"It is the truth!" He looked at Leslie, scarcely imploringly so much as hopelessly, despairingly. "I had forgotten it! Yes," he went on almost fiercely, "I had forgotten it! I was so happy that I lost all memory of it! You, sir, who came as an accuser, who no doubt, think me an utter blackguard and lost to all sense of honour, shall be my judge as well as my accuser."
Ralph Duncombe shook his head.
"I do not wish——," he began; but Yorke silenced him with a gesture that was full of the dignity of despair.
"Hear me, please! Miss Lisle and I were engaged to be married—that is, months ago. We met at a place called Portmaris, and—" he glanced at Lucy—"sir, I loved her as truly and devotedly as you can love this young lady. We were to have been married——."
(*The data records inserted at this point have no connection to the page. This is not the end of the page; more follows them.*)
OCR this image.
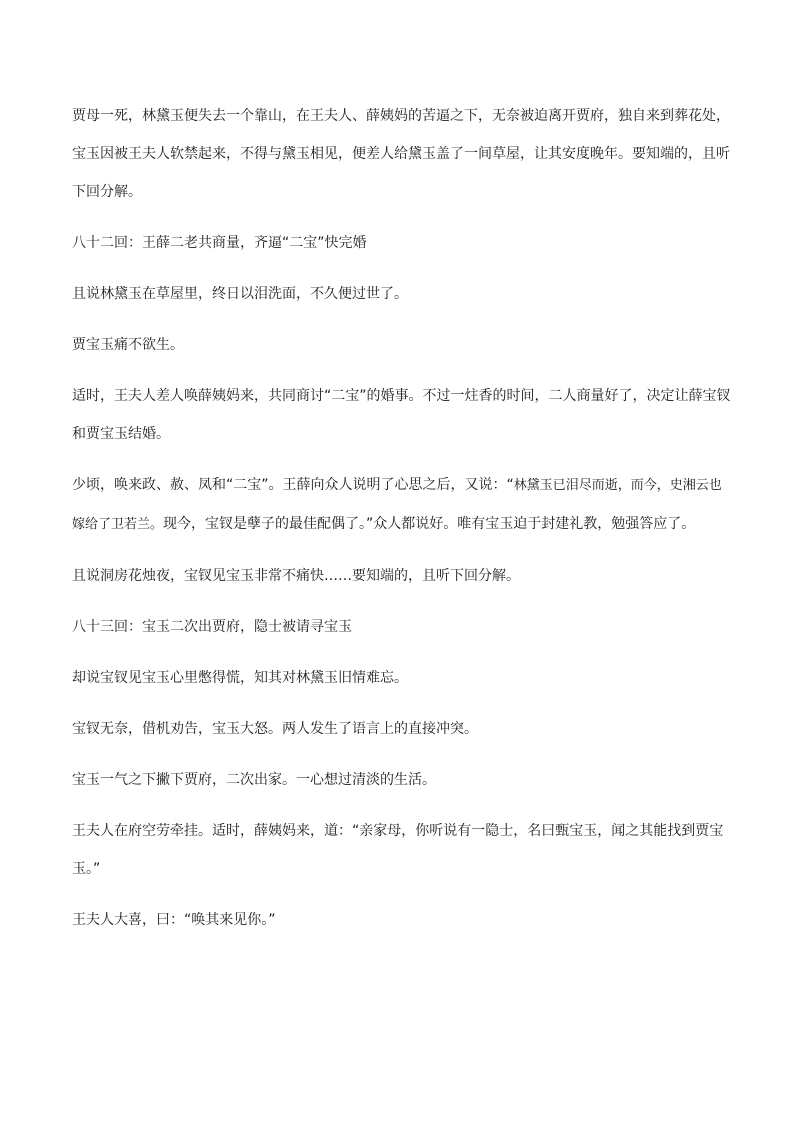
贾母一死，林黛玉便失去一个靠山，在王夫人、薛姨妈的苦逼之下，无奈被迫离开贾府，独自来到葬花处，宝玉因被王夫人软禁起来，不得与黛玉相见，便差人给黛玉盖了一间草屋，让其安度晚年。要知端的，且听下回分解。

八十二回：王薛二老共商量，齐逼“二宝”快完婚

且说林黛玉在草屋里，终日以泪洗面，不久便过世了。

贾宝玉痛不欲生。

适时，王夫人差人唤薛姨妈来，共同商讨“二宝”的婚事。不过一炷香的时间，二人商量好了，决定让薛宝钗和贾宝玉结婚。

少顷，唤来政、赦、凤和“二宝”。王薛向众人说明了心思之后，又说：“林黛玉已泪尽而逝，而今，史湘云也嫁给了卫若兰。现今，宝钗是孽子的最佳配偶了。”众人都说好。唯有宝玉迫于封建礼教，勉强答应了。

且说洞房花烛夜，宝钗见宝玉非常不痛快……要知端的，且听下回分解。

八十三回：宝玉二次出贾府，隐士被请寻宝玉

却说宝钗见宝玉心里憋得慌，知其对林黛玉旧情难忘。

宝钗无奈，借机劝告，宝玉大怒。两人发生了语言上的直接冲突。

宝玉一气之下撇下贾府，二次出家。一心想过清淡的生活。

王夫人在府空劳牵挂。适时，薛姨妈来，道：“亲家母，你听说有一隐士，名曰甄宝玉，闻之其能找到贾宝玉。”

王夫人大喜，曰：“唤其来见你。”
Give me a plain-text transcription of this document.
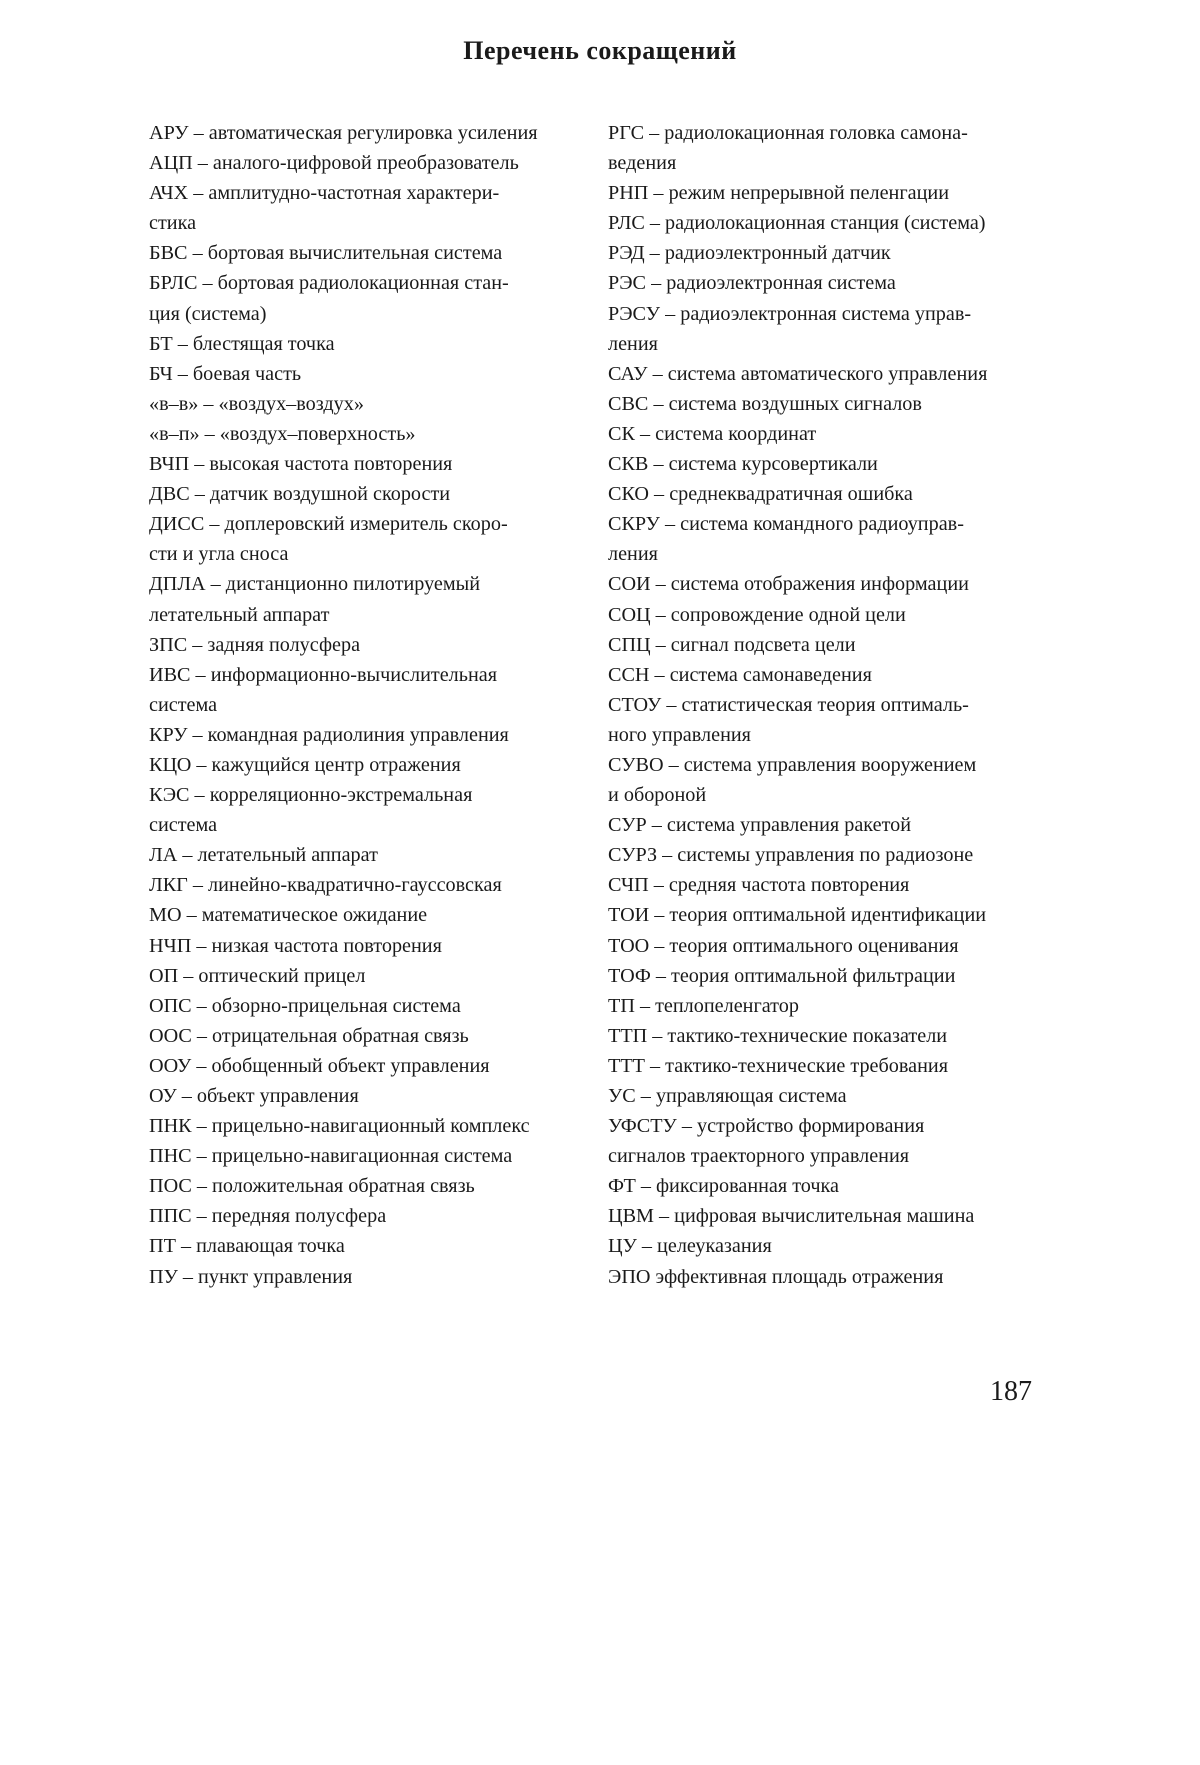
Перечень сокращений
АРУ – автоматическая регулировка усиления
АЦП – аналого-цифровой преобразователь
АЧХ – амплитудно-частотная характери-
стика
БВС – бортовая вычислительная система
БРЛС – бортовая радиолокационная стан-
ция (система)
БТ – блестящая точка
БЧ – боевая часть
«в–в» – «воздух–воздух»
«в–п» – «воздух–поверхность»
ВЧП – высокая частота повторения
ДВС – датчик воздушной скорости
ДИСС – доплеровский измеритель скоро-
сти и угла сноса
ДПЛА – дистанционно пилотируемый
летательный аппарат
ЗПС – задняя полусфера
ИВС – информационно-вычислительная
система
КРУ – командная радиолиния управления
КЦО – кажущийся центр отражения
КЭС – корреляционно-экстремальная
система
ЛА – летательный аппарат
ЛКГ – линейно-квадратично-гауссовская
МО – математическое ожидание
НЧП – низкая частота повторения
ОП – оптический прицел
ОПС – обзорно-прицельная система
ООС – отрицательная обратная связь
ООУ – обобщенный объект управления
ОУ – объект управления
ПНК – прицельно-навигационный комплекс
ПНС – прицельно-навигационная система
ПОС – положительная обратная связь
ППС – передняя полусфера
ПТ – плавающая точка
ПУ – пункт управления
РГС – радиолокационная головка самона-
ведения
РНП – режим непрерывной пеленгации
РЛС – радиолокационная станция (система)
РЭД – радиоэлектронный датчик
РЭС – радиоэлектронная система
РЭСУ – радиоэлектронная система управ-
ления
САУ – система автоматического управления
СВС – система воздушных сигналов
СК – система координат
СКВ – система курсовертикали
СКО – среднеквадратичная ошибка
СКРУ – система командного радиоуправ-
ления
СОИ – система отображения информации
СОЦ – сопровождение одной цели
СПЦ – сигнал подсвета цели
ССН – система самонаведения
СТОУ – статистическая теория оптималь-
ного управления
СУВО – система управления вооружением
и обороной
СУР – система управления ракетой
СУРЗ – системы управления по радиозоне
СЧП – средняя частота повторения
ТОИ – теория оптимальной идентификации
ТОО – теория оптимального оценивания
ТОФ – теория оптимальной фильтрации
ТП – теплопеленгатор
ТТП – тактико-технические показатели
ТТТ – тактико-технические требования
УС – управляющая система
УФСТУ – устройство формирования
сигналов траекторного управления
ФТ – фиксированная точка
ЦВМ – цифровая вычислительная машина
ЦУ – целеуказания
ЭПО эффективная площадь отражения
187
"You!" exclaimed Ralph Duncombe. "No, it was the Duke of Rothbury to whom she was engaged."
Yorke sighed.
"No, it was to me," he said. "I exchanged titles with my cousin, the duke; why, need not be explained. Leslie—Miss Lisle understands. It was a foolish trick, and, like most follies, has brought trouble and sorrow in its wake. But for that stupid freak—. We were to have been married, but on the eve of our marriage we were separated, torn apart by a wicked lie, which, aided by a wrongly addressed envelope, served to ruin our happiness. Miss Lisle thought I had deceived her, and, acting on the promptings of a heart that is all truth and purity, she cast me off. I lost her in all senses of the word, and I felt that I deserved to lose her. Now, sir, call your imagination to your aid. Look on this young lady whom you love, and try and put yourself in my place. Picture to yourself my state and condition, having lost all that made life worth living! Ah, you can!" for Ralph Duncombe looked down and bit his lip.
Yorke passed his hand across his brow and sighed heavily, and for a moment seemed as if he had finished his explanation; then he looked up, as if awaking suddenly.
"I was in that state in which a man might win pity from his worst enemy; but I had an enemy—of whose existence I was and am still ignorant—and he chose that moment to hunt me into still greater straits. I have been a fool in more senses of the word than one. I was heavily in debt. It was because of that millstone of debt that I had induced Miss Lisle to consent to a secret marriage. My enemy, whoever he was, discovered this; he bought up all my debts and liabilities, and constituting himself my sole creditor, he came down upon me with all the weight of those debts, meaning to crush me. I should have gone under, never to rise again. I should have been ruined and disgraced, should have brought disgrace upon the name I bear and all connected with me. But——." He paused, and his face worked. "There was one who—who had some little regard for me, and—and she stepped in and saved me; lifted me out of the mire and set me on my feet again; saved me from the consequences of my folly, and saved the old name from shame. Gratitude is a poor word to describe what I felt toward her! I—I made the debt I owed her still heavier by asking her to take that which she had saved. And—and in the goodness of her heart she consented! From that time until now—until now!—I have been true to her in deed and intent. I have striven to forget the woman to whom I had given my heart, there at Portmaris, the woman who was all the world to me"—his voice broke—"the woman whom I lost on our wedding eve! To-day, to-day only, have I heard from the woman who separated us a full confession of the deception by which she effected her purpose. But I knew it was too late to regain my lost happiness. Too late! I never expected to see Miss Lisle again, scarcely hoped to do so, excepting that it might be once before I died, that I might say to her, 'With all my faults and follies, I was true to you, Leslie!'"
Leslie, standing rigid and motionless, moaned faintly.